With the upcoming Saturday opening, Donovan is going through all the motions: workers are cleaning the kitchen and bar equipment for another summer season.
However, not all will be as before. The inside of Donovan's Reef will remain shuttered.
Even as beach badge sales in Belmar offer proof that people will come in droves and as towns employ their beach rakers to pick up trash, one thing seems to be constant: sanitation is a priority.
"They’re going to be trained in hygiene and wellness," Carducci said of her staff.
As the region continues to grapple with the coronavirus outbreak, Donovan's Reef is not expecting a profitable summer.
"If we break even and provide a service for the town and get people out again, I think we’ll be happy with that," Mike Cardelfe, of Donovan's Reef said.
The Jersey Shore scene for some well-known venues, like the Osprey Nightclub in Manasquan will not be the same in summer 2020. The popular nightclub announced it would not open this summer. However, it does expect to reopen next year.
Last week, it was announced that state lakes and beaches along the Jersey Shore, New York, Connecticut -- and even Delaware -- will be open with some restrictions in time for Memorial Day weekend in a planned regional effort as the tri-state continues to grapple with the COVID-19 outbreak.
The state beaches and lakeshores will reopen on May 22. The reopening is a multi-state coordinated effort because, New York Gov. Andrew Cuomo said Friday, "we are one multi-state region. What one state does, will affect other states. That is apparently, no more clear, than when it comes to opening beaches."

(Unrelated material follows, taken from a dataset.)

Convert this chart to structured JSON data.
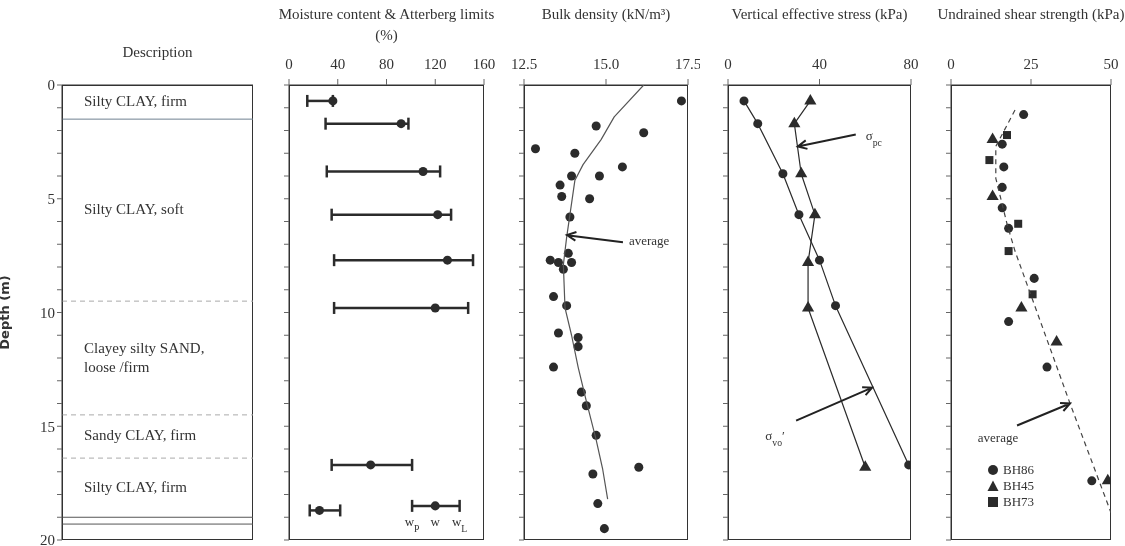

"We want everybody to fun, but we want everybody to be safe," New Jersey Gov. Phil Murphy said Thursday when announcing the reopening. "The Shore is central to our Jersey identity and we want to ensure that families can safely enjoy it this summer."

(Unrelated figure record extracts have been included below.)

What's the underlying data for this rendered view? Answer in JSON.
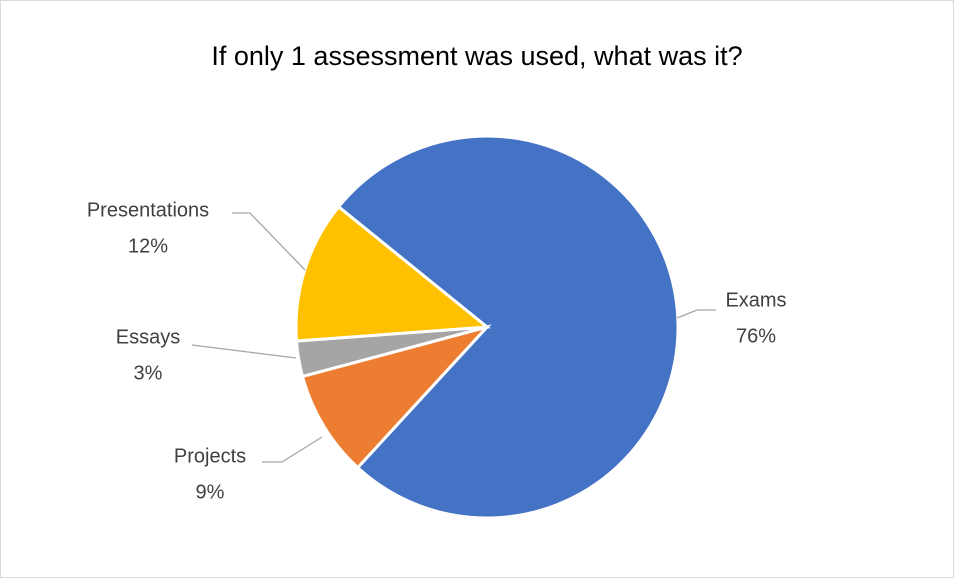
{
  "chart_data": {
    "type": "pie",
    "title": "If only 1 assessment was used, what was it?",
    "categories": [
      "Exams",
      "Projects",
      "Essays",
      "Presentations"
    ],
    "values": [
      76,
      9,
      3,
      12
    ],
    "value_labels": [
      "76%",
      "9%",
      "3%",
      "12%"
    ],
    "colors": [
      "#4472c4",
      "#ed7d31",
      "#a5a5a5",
      "#ffc000"
    ]
  }
}
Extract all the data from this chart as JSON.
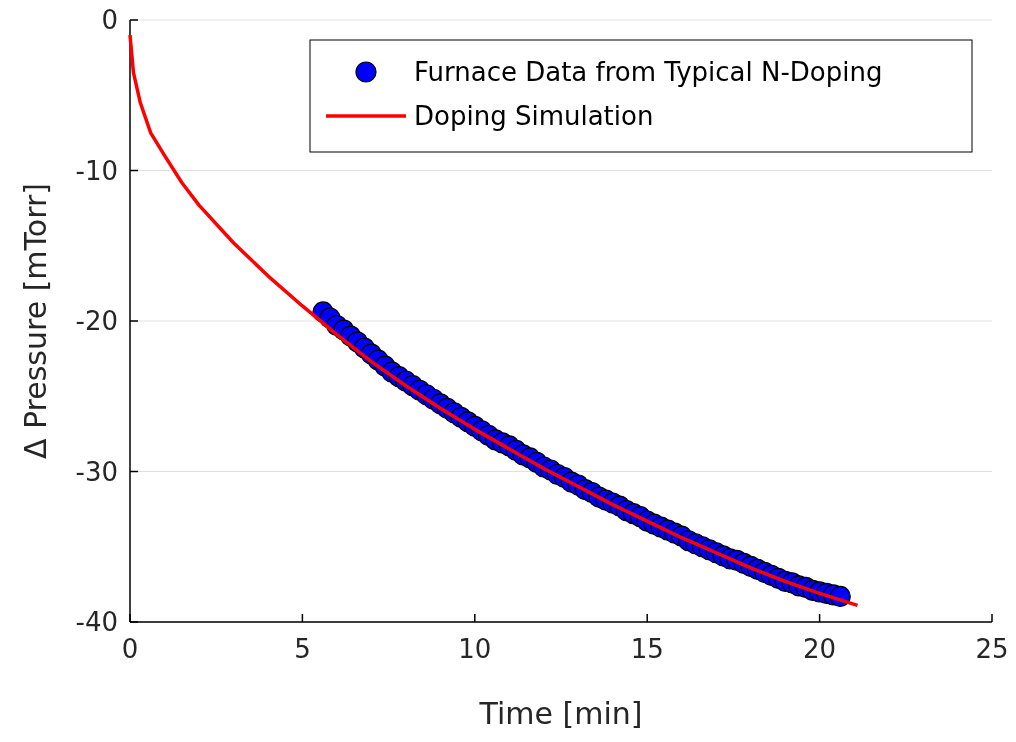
{
  "chart_data": {
    "type": "scatter",
    "xlabel": "Time [min]",
    "ylabel": "Δ Pressure [mTorr]",
    "xlim": [
      0,
      25
    ],
    "xticks": [
      0,
      5,
      10,
      15,
      20,
      25
    ],
    "ylim": [
      -40,
      0
    ],
    "yticks": [
      -40,
      -30,
      -20,
      -10,
      0
    ],
    "grid": "y",
    "legend": "top right",
    "series": [
      {
        "name": "Furnace Data from Typical N-Doping",
        "marker": "circle",
        "color": "#0000ff",
        "x": [
          5.6,
          5.8,
          6.0,
          6.2,
          6.4,
          6.6,
          6.8,
          7.0,
          7.2,
          7.4,
          7.6,
          7.8,
          8.0,
          8.2,
          8.4,
          8.6,
          8.8,
          9.0,
          9.2,
          9.4,
          9.6,
          9.8,
          10.0,
          10.2,
          10.4,
          10.6,
          10.8,
          11.0,
          11.2,
          11.4,
          11.6,
          11.8,
          12.0,
          12.2,
          12.4,
          12.6,
          12.8,
          13.0,
          13.2,
          13.4,
          13.6,
          13.8,
          14.0,
          14.2,
          14.4,
          14.6,
          14.8,
          15.0,
          15.2,
          15.4,
          15.6,
          15.8,
          16.0,
          16.2,
          16.4,
          16.6,
          16.8,
          17.0,
          17.2,
          17.4,
          17.6,
          17.8,
          18.0,
          18.2,
          18.4,
          18.6,
          18.8,
          19.0,
          19.2,
          19.4,
          19.6,
          19.8,
          20.0,
          20.2,
          20.4,
          20.6
        ],
        "values": [
          -19.4,
          -19.8,
          -20.3,
          -20.6,
          -21.0,
          -21.4,
          -21.8,
          -22.2,
          -22.6,
          -23.0,
          -23.4,
          -23.7,
          -24.0,
          -24.3,
          -24.6,
          -24.9,
          -25.2,
          -25.5,
          -25.8,
          -26.1,
          -26.4,
          -26.7,
          -27.0,
          -27.3,
          -27.6,
          -27.9,
          -28.1,
          -28.3,
          -28.6,
          -28.9,
          -29.1,
          -29.4,
          -29.7,
          -29.9,
          -30.2,
          -30.4,
          -30.7,
          -30.9,
          -31.2,
          -31.4,
          -31.7,
          -31.9,
          -32.1,
          -32.3,
          -32.6,
          -32.8,
          -33.0,
          -33.3,
          -33.5,
          -33.7,
          -33.9,
          -34.1,
          -34.3,
          -34.6,
          -34.8,
          -35.0,
          -35.2,
          -35.4,
          -35.6,
          -35.8,
          -35.9,
          -36.1,
          -36.3,
          -36.5,
          -36.7,
          -36.9,
          -37.1,
          -37.3,
          -37.4,
          -37.6,
          -37.7,
          -37.9,
          -38.0,
          -38.1,
          -38.2,
          -38.3
        ]
      },
      {
        "name": "Doping Simulation",
        "type": "line",
        "line_style": "solid",
        "color": "#ff0000",
        "x": [
          0,
          0.1,
          0.3,
          0.6,
          1,
          1.5,
          2,
          3,
          4,
          5,
          6,
          7,
          8,
          9,
          10,
          11,
          12,
          13,
          14,
          15,
          16,
          17,
          18,
          19,
          20,
          21.1
        ],
        "values": [
          -1,
          -3.5,
          -5.5,
          -7.5,
          -9,
          -10.8,
          -12.3,
          -14.8,
          -17,
          -19,
          -20.9,
          -22.7,
          -24.3,
          -25.8,
          -27.2,
          -28.5,
          -29.8,
          -31,
          -32.2,
          -33.3,
          -34.4,
          -35.4,
          -36.4,
          -37.3,
          -38.1,
          -38.9
        ]
      }
    ]
  }
}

To that end, there are a series of restrictions that will come when the states' beaches reopen later this month.
Among the restrictions are:
- Every beach must be required to establish capacity limitations. However, Murphy said the state will leave it to local leaders to decide the method that would be best for their community, including limiting the numbers of available beach tags for any given day or through utilizing technology such as through a geographic special analysis. Additionally, Cuomo said that capacity will not exceed more than 50 percent.
- Social distancing measures requiring at least six foot distances between beach goers will be enforced except for family groups household members, caretakers or couples. This is the same approach taken with state parks. Local leaders will also decide how to best enforce social distancing.
- Organized games and contact sports will be prohibited as well as beach recreational summer camps and special events that draw people to the beach such as concerts, festivals, or fireworks. "Each of our shore communities have unique characteristics and we know there is no one size fits all approach. However, some restrictions do fit across the board," Murphy said.
- Regularly and properly clean shower pavilions, changing areas and restrooms. "Sanitation will also be of great importance especially since this order will allow for shower pavilions, changing areas and restrooms to remain open for visitors but they must regularly and properly cleaned," Murphy said, adding that restroom facilities in state and county parks will also reopen, provided they undergo frequent and proper cleaning.
- Boardwalk businesses will also face restrictions. Boardwalk restaurants must continue to operate as take-out and delivery only, but the rides, arcades and other draws must remain closed. Other features that are meant to draw a crowd like a playground or visitor center must similarly remain closed for the time being.
- Ensuring staffing levels are adequate. This is necessary in order to achieve the above measures and the for crowd control.